Now back to checking/extending the behavior. Let’s make sure our code handles white space, and more than one operator, multi-character operators, and even variables.

Add a new test case:

        @{expression = '1+2+3+4'; expected = @('1', '+', '2', '+', '3', '+', '4')}

Run the tests, this seems to work fine. The while loop covers an expression as long as we need.
Now let’s make our code handle variables. Add another test case:

        @{expression = 'a'; expected = @('a')}

I was initially surprised this worked, but that’s the issue with regular expressions. They are often more flexible than you at first realize. The letters are not digits, which is how we are checking for digits versus operators. Knowing this, I’m going to change that test case to a multi-letter variable because I want to start with a broken test.

        @{expression = 'foo+bar'; expected = @('foo', '+', 'bar')}

This fails as I expected:

    [-] Should convert foo+bar to foo = bar 88ms
      Expected string length 3 but was 1. Strings differ at index 1.
      Expected: {foo}
      But was:  {f}
      ------------^
      18:             $result[$i] | Should be $expected[$i]
      at Invoke-LegacyAssertion, C:\Program Files\WindowsPowerShell\Modules\Pester\4.0.8\Functions\Assertions\Should.ps1: line 190
      at <ScriptBlock>, C:\Users\Brett\src\shunting_yard_powershell_3\Tokenizer.Tests.ps1: line 18

Here’s a quick fix to make this work:

            if (-not $this.recordIfMatches([ref]$expression, '^([\d\w]+)', $result)) {

Note that the regular expression was simply \d+ and now it is [\d\w]+. This might seem too clever, too simple or maybe it seems like I’m cheating. In fact, if that’s the case, then to “prove” I’m cheating, you want to find a test that will cause my code to break. However, I’m fine with that solution for now. If this were a real problem, I think I’d have a known list of operators and check for them explicitly. However, this is a simple example and so I’m OK with simple tests and simple solutions.

What about a multi-character operator? Add a new test:

        @{expression = '++foo'; expected = @('++', 'foo')}

Run your tests, and this fails.

    [-] Should convert ++foo to ++ foo 80ms
      Expected string length 2 but was 1. Strings differ at index 1.
      Expected: {++}
      But was:  {+}
      ------------^
      19:             $result[$i] | Should be $expected[$i]
      at Invoke-LegacyAssertion, C:\Program Files\WindowsPowerShell\Modules\Pester\4.0.8\Functions\Assertions\Should.ps1: line 190
      at <ScriptBlock>, C:\Users\Brett\src\shunting_yard_powershell_3\Tokenizer.Tests.ps1: line 19

Update the regular expression to fix this:

                $this.recordIfMatches([ref]$expression, '^([^\d]+)', $result)

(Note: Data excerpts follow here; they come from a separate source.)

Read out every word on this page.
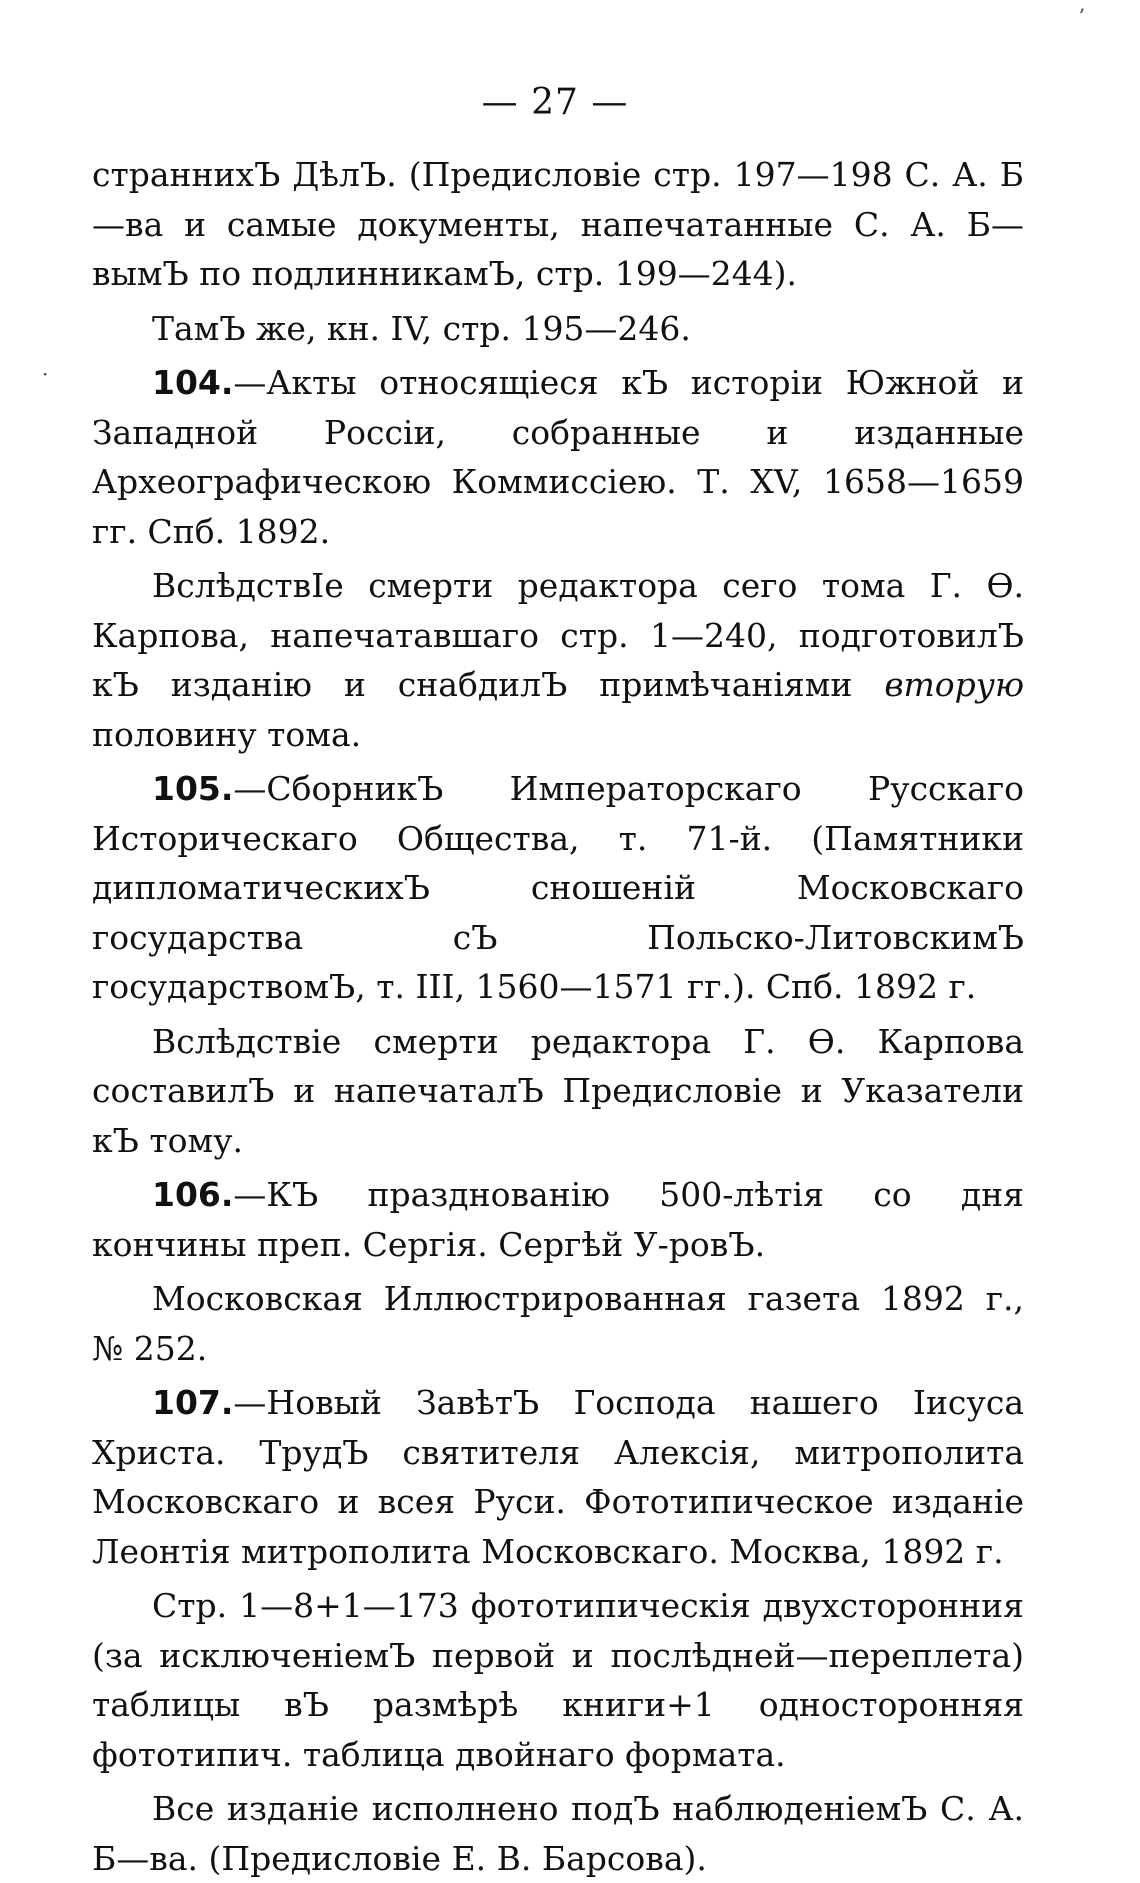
— 27 —
ʼ
·

страннихЪ ДѣлЪ. (Предисловіе стр. 197—198 С. А. Б—ва и самые документы, напечатанные С. А. Б—вымЪ по подлинникамЪ, стр. 199—244).

ТамЪ же, кн. IV, стр. 195—246.

104.—Акты относящіеся кЪ исторіи Южной и Западной Россіи, собранные и изданные Археографическою Коммиссіею. Т. XV, 1658—1659 гг. Спб. 1892.

ВслѣдствІе смерти редактора сего тома Г. Ѳ. Карпова, напечатавшаго стр. 1—240, подготовилЪ кЪ изданію и снабдилЪ примѣчаніями вторую половину тома.

105.—СборникЪ Императорскаго Русскаго Историческаго Общества, т. 71-й. (Памятники дипломатическихЪ сношеній Московскаго государства сЪ Польско-ЛитовскимЪ государствомЪ, т. III, 1560—1571 гг.). Спб. 1892 г.

Вслѣдствіе смерти редактора Г. Ѳ. Карпова составилЪ и напечаталЪ Предисловіе и Указатели кЪ тому.

106.—КЪ празднованію 500-лѣтія со дня кончины преп. Сергія. Сергѣй У-ровЪ.

Московская Иллюстрированная газета 1892 г., № 252.

107.—Новый ЗавѣтЪ Господа нашего Іисуса Христа. ТрудЪ святителя Алексія, митрополита Московскаго и всея Руси. Фототипическое изданіе Леонтія митрополита Московскаго. Москва, 1892 г.

Стр. 1—8+1—173 фототипическія двухсторонния (за исключеніемЪ первой и послѣдней—переплета) таблицы вЪ размѣрѣ книги+1 односторонняя фототипич. таблица двойнаго формата.

Все изданіе исполнено подЪ наблюденіемЪ С. А. Б—ва. (Предисловіе Е. В. Барсова).
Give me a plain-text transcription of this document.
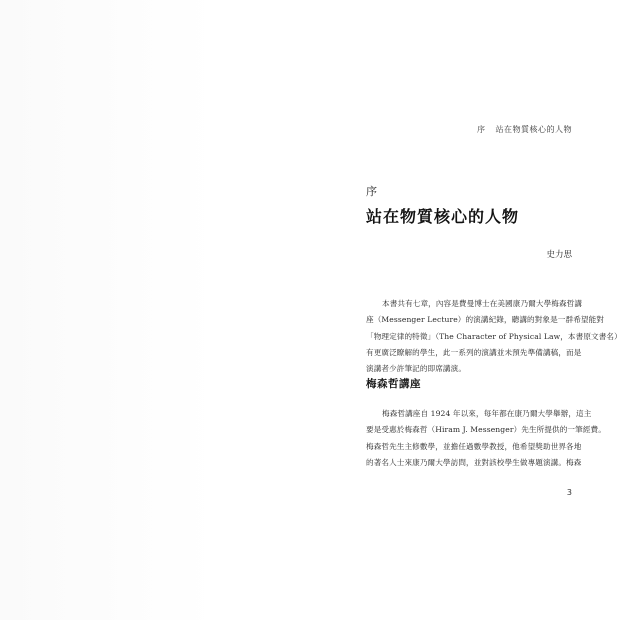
序 站在物質核心的人物
序
站在物質核心的人物
史力思
本書共有七章，內容是費曼博士在美國康乃爾大學梅森哲講
座（Messenger Lecture）的演講紀錄，聽講的對象是一群希望能對
「物理定律的特徵」（The Character of Physical Law，本書原文書名）
有更廣泛瞭解的學生，此一系列的演講並未預先準備講稿，而是
演講者少許筆記的即席講演。
梅森哲講座
梅森哲講座自 1924 年以來，每年都在康乃爾大學舉辦，這主
要是受惠於梅森哲（Hiram J. Messenger）先生所提供的一筆經費。
梅森哲先生主修數學，並擔任過數學教授，他希望獎助世界各地
的著名人士來康乃爾大學訪問，並對該校學生做專題演講。梅森
3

When I run the tests, I find my confidence was too high:

    [-] Should convert foo+bar to foo + bar 78ms
      Expected string length 1 but was 4. Strings differ at index 1.
      Expected: {+}
      But was:  {+bar}
      ------------^
      19:             $result[$i] | Should be $expected[$i]
      at Invoke-LegacyAssertion, C:\Program Files\WindowsPowerShell\Modules\Pester\4.0.8\Functions\Assertions\Should.ps1: line 190
      at <ScriptBlock>, C:\Users\Brett\src\shunting_yard_powershell_3\Tokenizer.Tests.ps1: line 19
    [-] Should convert ++foo to ++ foo 76ms
      Expected string length 2 but was 5. Strings differ at index 2.
      Expected: {++}
      But was:  {++foo}
      -------------^
      19:             $result[$i] | Should be $expected[$i]
      at Invoke-LegacyAssertion, C:\Program Files\WindowsPowerShell\Modules\Pester\4.0.8\Functions\Assertions\Should.ps1: line 190
      at <ScriptBlock>, C:\Users\Brett\src\shunting_yard_powershell_3\Tokenizer.Tests.ps1: line 19

The second regular expression was originally the opposite of the first, but we added \w to the first, so we need to do the same for the second one:

                $this.recordIfMatches([ref]$expression, '^([^\d\w]+)', $result)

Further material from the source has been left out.